Previously identified m⁶A effector proteins fall broadly into three categories according to their activities: “writers”, which catalyze m⁶A methylation, “readers”, which preferentially bind m⁶A, and “erasers”, which reverse m⁶A methylation. Here we establish the EJCs as a member of a new class of m⁶A regulators: “suppressors”, which broadly suppress the deposition of m⁶A (fig. S28). EJCs appear to be a major regulator of m⁶A deposition that mediate multiple key aspects of global m⁶A epitranscriptome specificity, including enrichment of m⁶A in long internal exons, depletion of m⁶A in CDSs and enrichment of m⁶A in last exons near stop codons, and methylation selectivity for transcripts possessing long internal exons. This mechanism may also explain the high abundance of m⁶A on certain non-coding RNAs, such as LINE-1 elements that are generally unspliced and thus not bound by the EJCs (32, 33). Further, our systematic analysis of m⁶A determinants using MPm⁶A may suggest the existence of additional m⁶A suppressing pathways, including m⁶A suppression within the CDS, as EIF4A3 KD does not appear to completely restore methylation to unspliced levels (supplementary text, fig. S8H, and fig. S29).
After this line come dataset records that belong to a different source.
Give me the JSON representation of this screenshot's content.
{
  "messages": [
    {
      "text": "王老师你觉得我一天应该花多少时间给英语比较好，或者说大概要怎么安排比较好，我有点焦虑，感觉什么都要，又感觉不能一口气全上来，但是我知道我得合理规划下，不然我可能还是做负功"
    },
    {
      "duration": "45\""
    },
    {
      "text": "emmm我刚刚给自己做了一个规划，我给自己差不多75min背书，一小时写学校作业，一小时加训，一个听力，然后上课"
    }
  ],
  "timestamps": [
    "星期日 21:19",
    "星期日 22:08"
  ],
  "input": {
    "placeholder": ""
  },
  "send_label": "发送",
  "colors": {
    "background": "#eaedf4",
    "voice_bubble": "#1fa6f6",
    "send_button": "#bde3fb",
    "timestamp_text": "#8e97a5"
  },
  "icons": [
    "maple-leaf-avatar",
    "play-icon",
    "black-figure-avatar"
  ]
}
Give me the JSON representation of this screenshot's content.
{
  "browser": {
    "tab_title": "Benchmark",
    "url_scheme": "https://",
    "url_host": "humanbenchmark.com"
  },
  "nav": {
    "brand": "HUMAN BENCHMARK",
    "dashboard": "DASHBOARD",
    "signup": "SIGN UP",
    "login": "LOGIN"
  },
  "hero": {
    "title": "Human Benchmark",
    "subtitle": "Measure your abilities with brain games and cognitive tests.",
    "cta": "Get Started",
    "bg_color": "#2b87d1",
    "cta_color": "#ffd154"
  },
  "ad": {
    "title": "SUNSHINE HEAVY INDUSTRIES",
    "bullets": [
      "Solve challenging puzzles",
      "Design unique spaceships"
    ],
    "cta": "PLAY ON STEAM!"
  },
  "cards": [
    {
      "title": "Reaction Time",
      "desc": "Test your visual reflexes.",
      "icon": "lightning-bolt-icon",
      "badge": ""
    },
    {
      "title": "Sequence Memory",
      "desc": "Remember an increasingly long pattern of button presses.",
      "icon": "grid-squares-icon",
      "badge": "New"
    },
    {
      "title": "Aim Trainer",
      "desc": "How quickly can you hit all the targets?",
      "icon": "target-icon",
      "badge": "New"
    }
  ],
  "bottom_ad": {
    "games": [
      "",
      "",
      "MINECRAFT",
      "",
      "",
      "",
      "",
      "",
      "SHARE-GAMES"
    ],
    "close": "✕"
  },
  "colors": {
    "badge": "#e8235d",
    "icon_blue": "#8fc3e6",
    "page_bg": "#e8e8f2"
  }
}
Our results point to exon length within transcripts as a functionally relevant element for post-transcriptional gene expression regulation. Mammalian EJCs stably bind the vast majority of pre-translational mRNAs in the transcriptome at closely spaced intervals. Long internal exons and terminal exons, which usually encode UTRs, are notably free of EJCs. This widespread binding, in conjunction with their mRNA packaging function, appears to uniquely position EJCs to broadly determine mRNA accessibility to regulatory machineries, such as the m⁶A methylation and splicing machineries (fig. S30). Our work has relevance for the use of cDNA expression constructs in research studies and gene therapies, as loss of endogenous mRNA exon architecture and EJC protection results in m⁶A hypermethylation (fig. S11), which could modulate gene expression outcome. Finally, our study also suggests that exon length and architecture co-evolved with mRNA processing steps as an additional regulatory layer of gene expression.

Data and materials availability:

Raw and processed data can be found at NCBI GEO accession GSE162199. Custom scripts available on Zenodo (34). All other data are available in the manuscript or the supplementary materials.